Open
Description
Preface
I do not think that I am the best person to champion this effort, as I am far from the most informed person here on Lazy arrays. I'm probably missing important things, but I would like to start this discussion as I think that it is an important topic.
The problem
The problem of mixing computation requiring data-dependent properties with lazy execution is discussed in detail elsewhere:
- https://data-apis.org/array-api/draft/design_topics/lazy_eager.html
- https://data-apis.org/array-api/draft/design_topics/data_dependent_output_shapes.html#data-dependent-output-shapes
- Handling materialization of lazy arrays #748
- Calculate number of unique values in a lazy array #834
A possible solution
Add the function materialize(x: Array)
to the top level of the API. Behaviour:
- for eagerly-executed arrays, this would be a no-op
- for lazy arrays, this would force computation such that the data is available in the returned array (which is of the same array type?)
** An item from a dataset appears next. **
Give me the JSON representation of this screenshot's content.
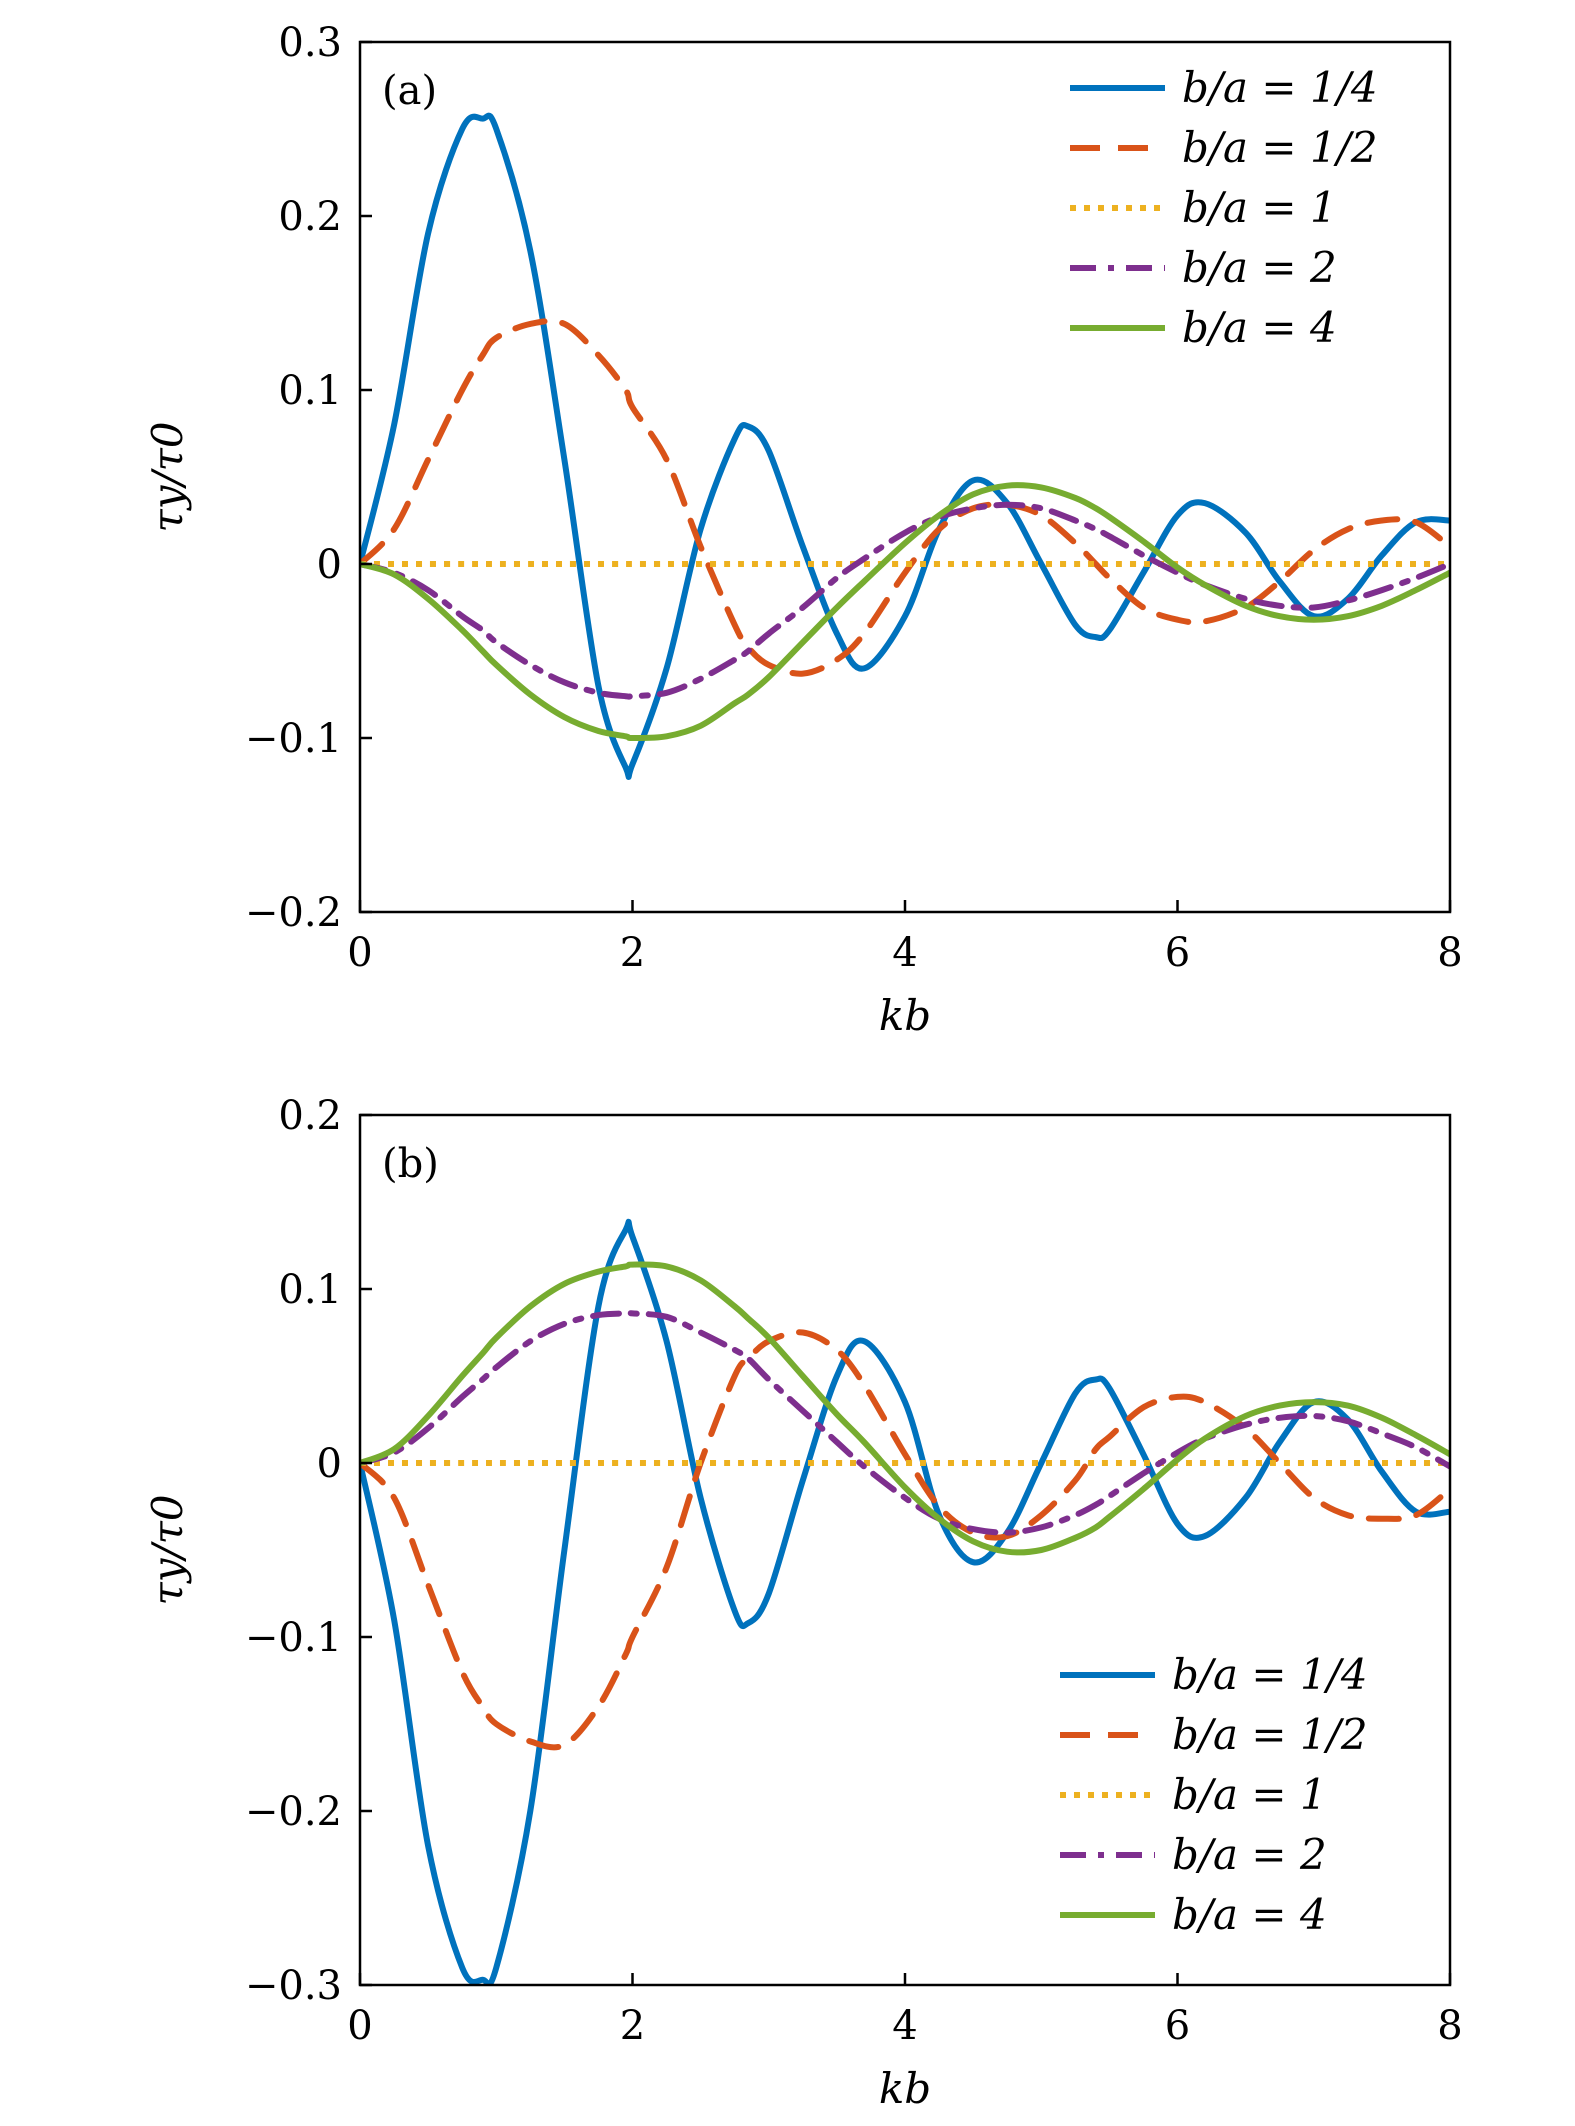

- for "100% lazy" arrays (Handling materialization of lazy arrays #748 (comment)), this would raise an exception
Prior art
- Dask:
- https://docs.dask.org/en/stable/generated/dask.array.Array.compute_chunk_sizes.html computes chunk sizes / shape, working in-place and leaving the array as a Dask array.
- https://docs.dask.org/en/stable/generated/dask.array.Array.compute.html materialises the in-memory equivalent of the dask array, returning e.g. a NumPy array.
- JAX:
- ?
- others?
Concerns
- I think the main concern is whether eager-only libraries will agree to adding a no-op into the API. There is precedent for that type of change (e.g.
device
kwargs in NumPy), but perhaps this is too obtrusive? - As far as I can tell there isn't a standard way to do this across lazy libraries. Does JAX just do this automatically when it would be needed? Do other libraries have this capability?
Alternatives
- Do nothing. The easy option, but it leaves us unable to support lazy arrays when data-dependent properties are used in computation (maybe that is okay?)
- An alternative API. Maybe spelled like
compute*
or a method on the array object. Maybe with options for partial materialization (if that's a thing)?